Ana avait pâli à vue d’œil, se sentait flancher.
— S'il vous plaît, ne me faites pas ça ! Je ferai ce qu'il vous plaira pour vous faire oublier mon offense...Ne me la faites pas payer ainsi, s'il vous plaît !
— Ma présence à tes côtés t'est-elle tant insupportable ?
— P...Pardon ? Votre... présence ?
— Me permets-tu de t'accompagner ?
— Mais...votre ministère... ?
— J'ai prié le clerc qui occupe mon poste de me remplacer encore quelques temps. La missive devrait lui être remise après-demain.
— Vous pouvez vous absenter ainsi ?
— J'ai l'autorisation de l’évêché de Hjalmar. Alors Ana, puis-je t'accompagner ? Je ne te faciliterai pas le rite de passage, crois-moi. Mais je serai auprès de toi, aussi longtemps que tu voudras de moi.

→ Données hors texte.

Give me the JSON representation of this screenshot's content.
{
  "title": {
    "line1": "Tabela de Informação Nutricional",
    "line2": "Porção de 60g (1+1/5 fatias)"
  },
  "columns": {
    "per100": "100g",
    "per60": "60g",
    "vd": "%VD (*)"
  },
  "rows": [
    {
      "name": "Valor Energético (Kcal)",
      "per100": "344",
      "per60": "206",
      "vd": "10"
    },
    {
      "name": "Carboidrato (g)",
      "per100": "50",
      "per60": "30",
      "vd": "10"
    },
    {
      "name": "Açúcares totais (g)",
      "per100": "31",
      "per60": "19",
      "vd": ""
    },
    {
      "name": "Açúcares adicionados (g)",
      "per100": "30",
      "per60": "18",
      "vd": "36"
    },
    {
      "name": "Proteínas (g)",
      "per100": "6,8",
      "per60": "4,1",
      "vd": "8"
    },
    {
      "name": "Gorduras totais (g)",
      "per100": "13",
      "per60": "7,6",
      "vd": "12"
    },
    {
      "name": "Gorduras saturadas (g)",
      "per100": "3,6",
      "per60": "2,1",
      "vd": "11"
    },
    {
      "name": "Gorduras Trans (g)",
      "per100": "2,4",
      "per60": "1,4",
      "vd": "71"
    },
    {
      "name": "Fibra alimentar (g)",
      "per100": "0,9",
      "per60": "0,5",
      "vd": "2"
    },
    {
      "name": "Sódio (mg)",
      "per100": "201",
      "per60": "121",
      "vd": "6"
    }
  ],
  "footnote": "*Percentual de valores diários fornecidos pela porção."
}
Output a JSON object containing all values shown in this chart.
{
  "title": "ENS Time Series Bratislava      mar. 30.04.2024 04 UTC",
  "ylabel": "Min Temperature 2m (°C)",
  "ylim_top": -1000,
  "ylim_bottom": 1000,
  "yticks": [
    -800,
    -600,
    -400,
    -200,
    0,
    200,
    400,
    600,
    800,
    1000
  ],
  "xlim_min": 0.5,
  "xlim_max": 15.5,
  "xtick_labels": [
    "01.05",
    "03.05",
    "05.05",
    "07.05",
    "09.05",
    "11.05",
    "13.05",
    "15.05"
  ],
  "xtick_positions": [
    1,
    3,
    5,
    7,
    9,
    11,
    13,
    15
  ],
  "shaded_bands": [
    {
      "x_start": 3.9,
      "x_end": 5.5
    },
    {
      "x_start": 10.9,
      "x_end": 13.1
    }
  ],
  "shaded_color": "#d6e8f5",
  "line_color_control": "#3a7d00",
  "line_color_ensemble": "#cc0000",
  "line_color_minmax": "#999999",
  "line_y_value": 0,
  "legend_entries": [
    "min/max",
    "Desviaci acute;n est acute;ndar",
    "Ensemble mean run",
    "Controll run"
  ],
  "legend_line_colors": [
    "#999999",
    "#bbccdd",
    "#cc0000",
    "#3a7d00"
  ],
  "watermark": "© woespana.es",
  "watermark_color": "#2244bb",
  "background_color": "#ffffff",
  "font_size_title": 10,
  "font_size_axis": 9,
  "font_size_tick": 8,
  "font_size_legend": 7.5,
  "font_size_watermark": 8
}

Ana fixait Linnea sans mot dire, soulagée de se savoir libre de continuer son voyage, comblée à la simple idée de partager cela avec son aînée. Son cœur se gonflait d'une joie rassurante. Elle serra dans la sienne la main de Linnea, la porta à ses lèvres.
— J'en serai honorée.
La prêtresse lui adressa un sourire empli d'une complicité qu'elles seules partageaient et qui dépassait la simple cordialité que se vouent un maître et son élève, la saisit avec assurance par l'épaule, l'entraîna sur la route allant vers le sud.
— Jusqu'à Lunthveit, alors !
C'était sans nul doute le choix le plus stupide de toute son existence. Pourtant, Linnea ne parvenait à ressentir une once de regret tandis qu'elle quittait Hjalmar. Sans doute s'en repentirait-elle plus tard.
— Jusqu'à Lunthveit...
Pour l'instant, peu lui importait l'avenir.